Savoir que nous pouvons savoir, c’est être la connaissance. Les cinq obstacles sont nos maîtres, parce que ce ne sont pas les gourous inspirant et radieux des livres d’images. Ils peuvent être tout à fait insignifiants, mesquins, fous, ennuyeux et obsédants. Ils continuent à nous pousser, à nous faire spéculer, à nous faire trébucher tout le temps jusqu’à ce qu’il n’y ait plus de problèmes. C’est pour cela qu’il faut être très patient ; nous devons avoir toute la patience du monde et toute l’humilité aussi pour apprendre de ces cinq maîtres.

Et qu’apprenons-nous ? Que ce ne sont que des conditions du mental qui apparaissent et disparaissent ; elles sont insatisfaisantes, non-soi. Parfois on a des messages très importants dans sa vie. On a tendance à y croire mais ce que nous pouvons savoir c’est que ce sont des conditions changeantes : et si nous passons victorieusement au travers d’elles, alors les choses changent automatiquement d’elles-mêmes et nous avons l’ouverture et la clarté d’esprit pour agir spontanément plutôt que de réagir à ces conditions. Avec simplement de l’attention, de la vigilance, les choses vont leur cours, vous n’avez pas besoin de vous en débarrasser parce que tout ce qui a un commencement a une fin. Il n’y a rien dont il faille se débarrasser, vous n’avez qu’à être patient avec ces choses et leur permettre de suivre leur cours vers la cessation.

Quand vous êtes patient et que vous permettez aux choses de cesser, alors vous commencez à connaître ce qu’est la cessation, le silence, le vide, la clarté, le mental s’éclaircit, il y a le calme. Le mental est encore vibrant, il n’oublie pas, il n’est ni réprimé ni endormi et vous pouvez entendre le silence du mental.

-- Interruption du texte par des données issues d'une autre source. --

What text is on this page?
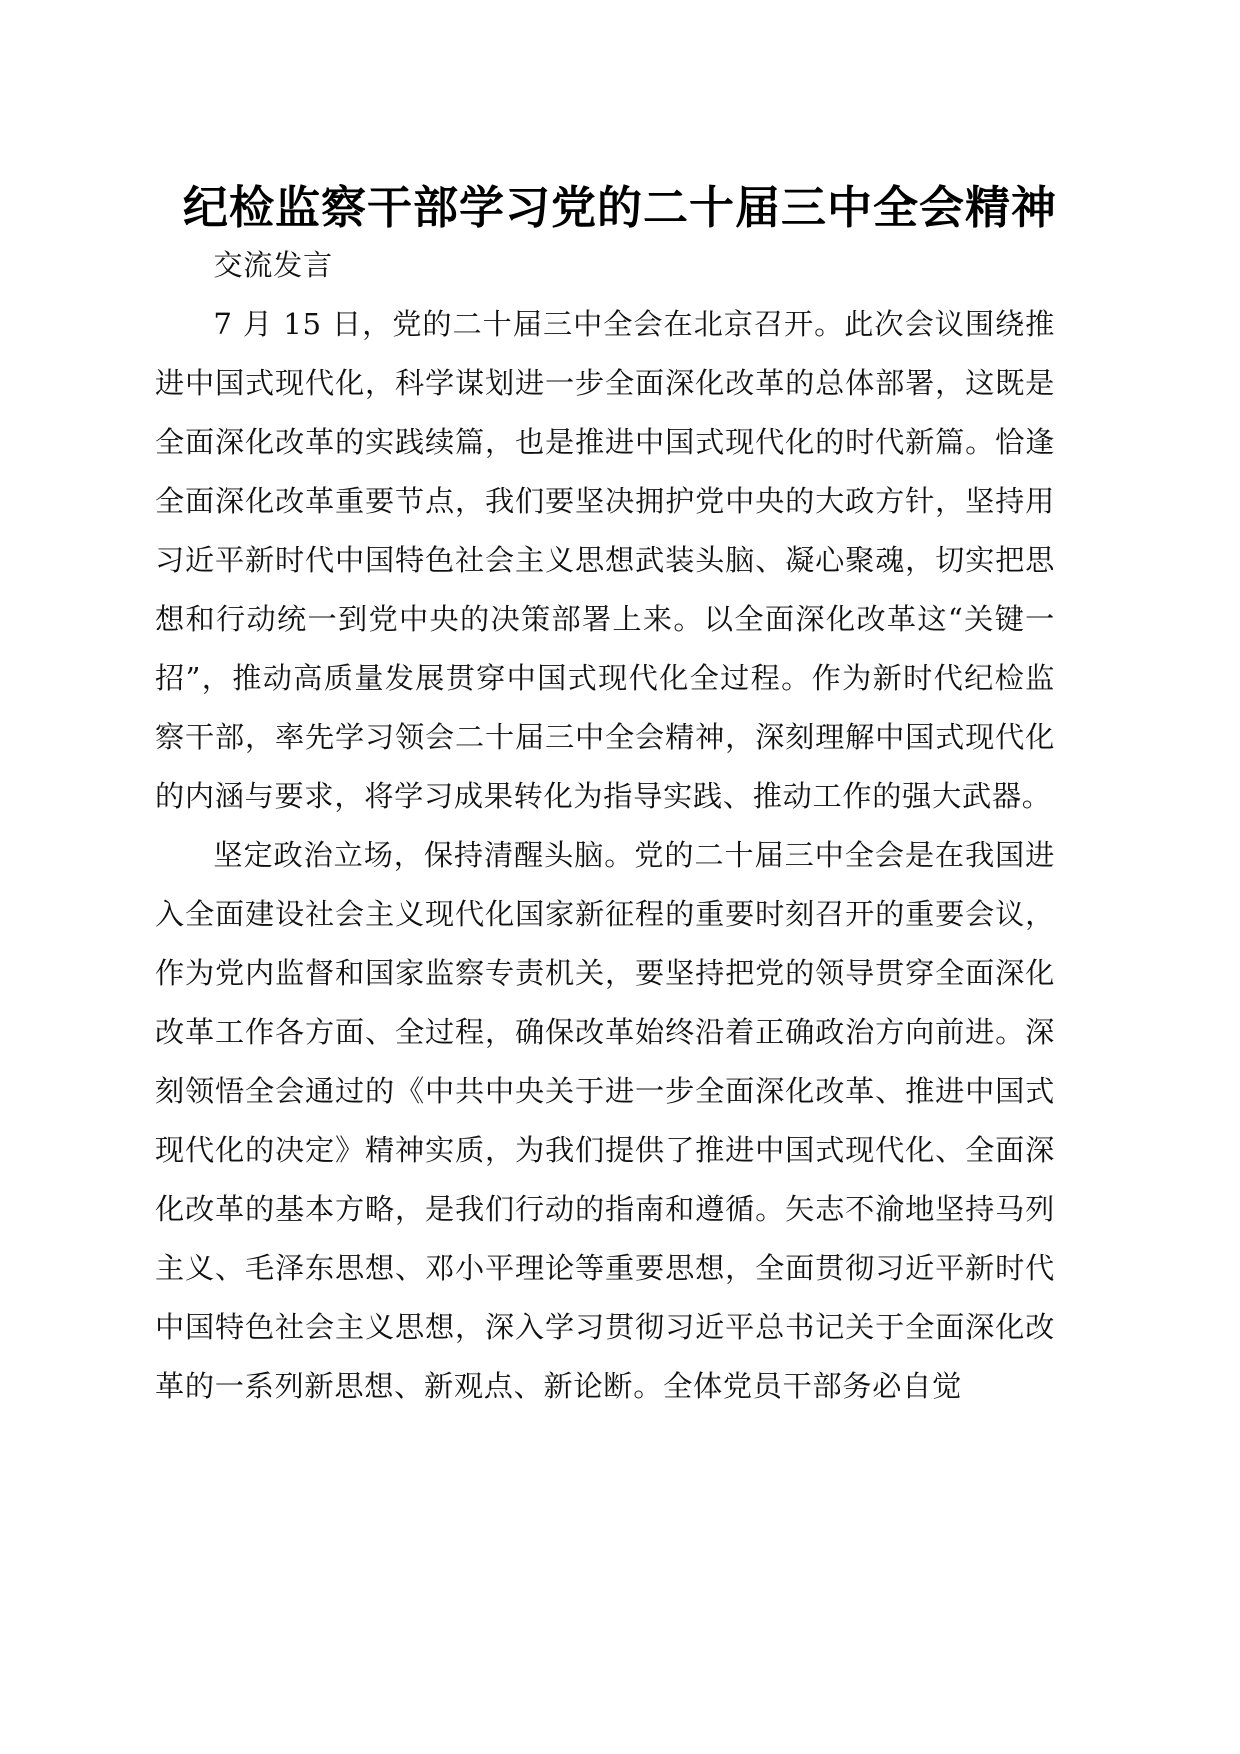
纪检监察干部学习党的二十届三中全会精神

交流发言

7 月 15 日，党的二十届三中全会在北京召开。此次会议围绕推进中国式现代化，科学谋划进一步全面深化改革的总体部署，这既是全面深化改革的实践续篇，也是推进中国式现代化的时代新篇。恰逢全面深化改革重要节点，我们要坚决拥护党中央的大政方针，坚持用习近平新时代中国特色社会主义思想武装头脑、凝心聚魂，切实把思想和行动统一到党中央的决策部署上来。以全面深化改革这“关键一招”，推动高质量发展贯穿中国式现代化全过程。作为新时代纪检监察干部，率先学习领会二十届三中全会精神，深刻理解中国式现代化的内涵与要求，将学习成果转化为指导实践、推动工作的强大武器。

坚定政治立场，保持清醒头脑。党的二十届三中全会是在我国进入全面建设社会主义现代化国家新征程的重要时刻召开的重要会议，作为党内监督和国家监察专责机关，要坚持把党的领导贯穿全面深化改革工作各方面、全过程，确保改革始终沿着正确政治方向前进。深刻领悟全会通过的《中共中央关于进一步全面深化改革、推进中国式现代化的决定》精神实质，为我们提供了推进中国式现代化、全面深化改革的基本方略，是我们行动的指南和遵循。矢志不渝地坚持马列主义、毛泽东思想、邓小平理论等重要思想，全面贯彻习近平新时代中国特色社会主义思想，深入学习贯彻习近平总书记关于全面深化改革的一系列新思想、新观点、新论断。全体党员干部务必自觉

Permettre la cessation veut dire que nous devons être très aimable, très gentil et patient, humble, ne pas prendre parti pour quoi que ce soit, ni le bien, ni le mal, ni le plaisir, ni la douleur. La reconnaissance tranquille permet aux choses de changer selon leur nature, sans interférence. Ensuite seulement nous apprenons à ne pas chercher à atteindre l’absorption dans les objets des sens. Nous trouvons la paix dans l’espace dégagé du mental, dans sa clarté, dans son silence.


Le Vide et la Forme

Quand votre mental est paisible et que vous entendez ce son, cette vibration dans le mental, « le son du silence », qu’est-ce que c’est ? Est-ce un son dans l’oreille ou un son extérieur ? Est-ce le son du mental, le son du système nerveux ou quoi ? Quoi que ce soit, c’est toujours là et l’on peut l’utiliser en méditation comme quelque chose vers quoi l’on peut se tourner.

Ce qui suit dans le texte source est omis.